While not wishing to drone on, it appears that this is closer than some may have thought. After my article in 2013 I received feedback from colleagues suggesting that I should consider a mental check up. I hope they are eating their words.
Of course over time this service may not be exclusive to Australia Post but good on them for being at the forefront.
As we all know, Australia is the regulation capital of the world so it may come as no surprise that there is a rumour of a frenzy taking place behind the scenes by the aviation authorities on how to regulate drones.

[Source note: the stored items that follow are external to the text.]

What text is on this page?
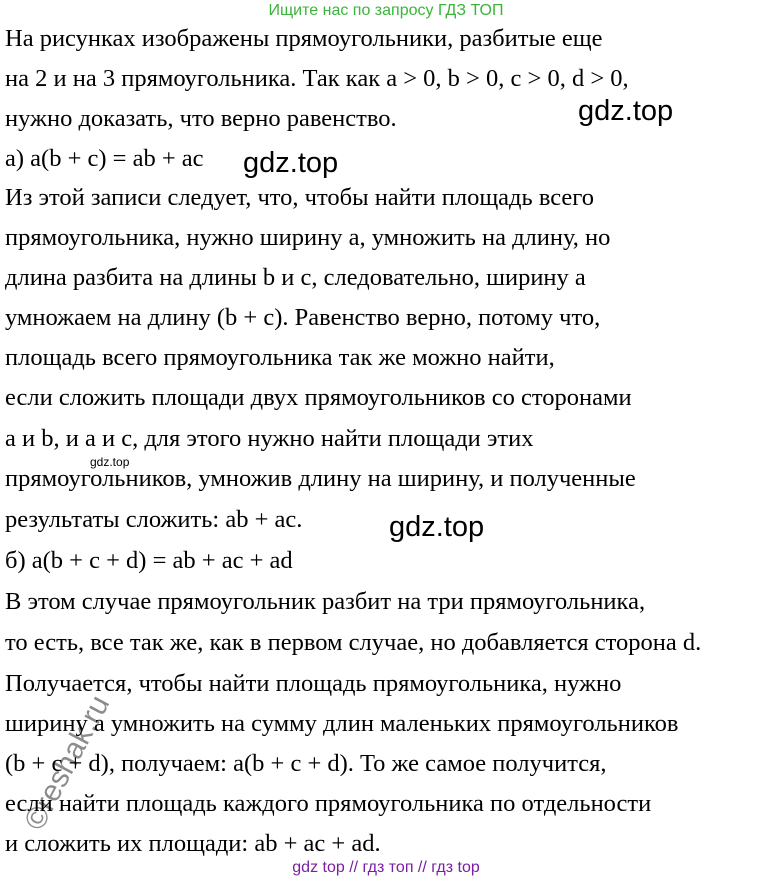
Ищите нас по запросу ГДЗ ТОП
На рисунках изображены прямоугольники, разбитые еще
на 2 и на 3 прямоугольника. Так как a > 0, b > 0, c > 0, d > 0,
нужно доказать, что верно равенство.
а) a(b + c) = ab + ac
Из этой записи следует, что, чтобы найти площадь всего
прямоугольника, нужно ширину a, умножить на длину, но
длина разбита на длины b и c, следовательно, ширину a
умножаем на длину (b + c). Равенство верно, потому что,
площадь всего прямоугольника так же можно найти,
если сложить площади двух прямоугольников со сторонами
a и b, и a и c, для этого нужно найти площади этих
прямоугольников, умножив длину на ширину, и полученные
результаты сложить: ab + ac.
б) a(b + c + d) = ab + ac + ad
В этом случае прямоугольник разбит на три прямоугольника,
то есть, все так же, как в первом случае, но добавляется сторона d.
Получается, чтобы найти площадь прямоугольника, нужно
ширину a умножить на сумму длин маленьких прямоугольников
(b + c + d), получаем: a(b + c + d). То же самое получится,
если найти площадь каждого прямоугольника по отдельности
и сложить их площади: ab + ac + ad.
gdz.top
gdz.top
gdz.top
gdz.top
©reshak.ru
gdz top // гдз топ // гдз top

This will be necessary to minimise injury and accidents and to protect privacy, but how it will evolve is a mystery. I daresay licenses will be required and inspectors will hide behind bushes to take a slingshot at any unlicensed offenders. But seriously, it may not be a bad thing for Australia Post to get exclusivity on drone deliveries. And if this happens, it may reopen the door for Australia Post and third party warehousing. Take the example of a very small car workshop owner who needs to rely on a quick delivery of parts. They service almost every brand of car and cannot possibly have all the spare parts they require in stock. The likes of Repco have a fleet of vehicles driving parts to workshops all over the place. Why not “droneit” from an AP warehouse?
If Repco had AP provide 3P warehousing, parts could be delivered almost anywhere within an hour. Instead of your car staying in overnight, you would get it back the same day.
Suffice it to say that drone delivery will happen and it will change retail (and other industries). As in my original article, internet sales may be the main beneficiary but bricks and mortar retailers will benefit too, provided they get their act together. I have heard of internet retailers exploring drones but I have yet to hear of one b&m retailer showing any interest. Am I uninformed?
Sorry – must dash. My coffee has just arrived from Stardrone – a subsidiary of Starbucks of course.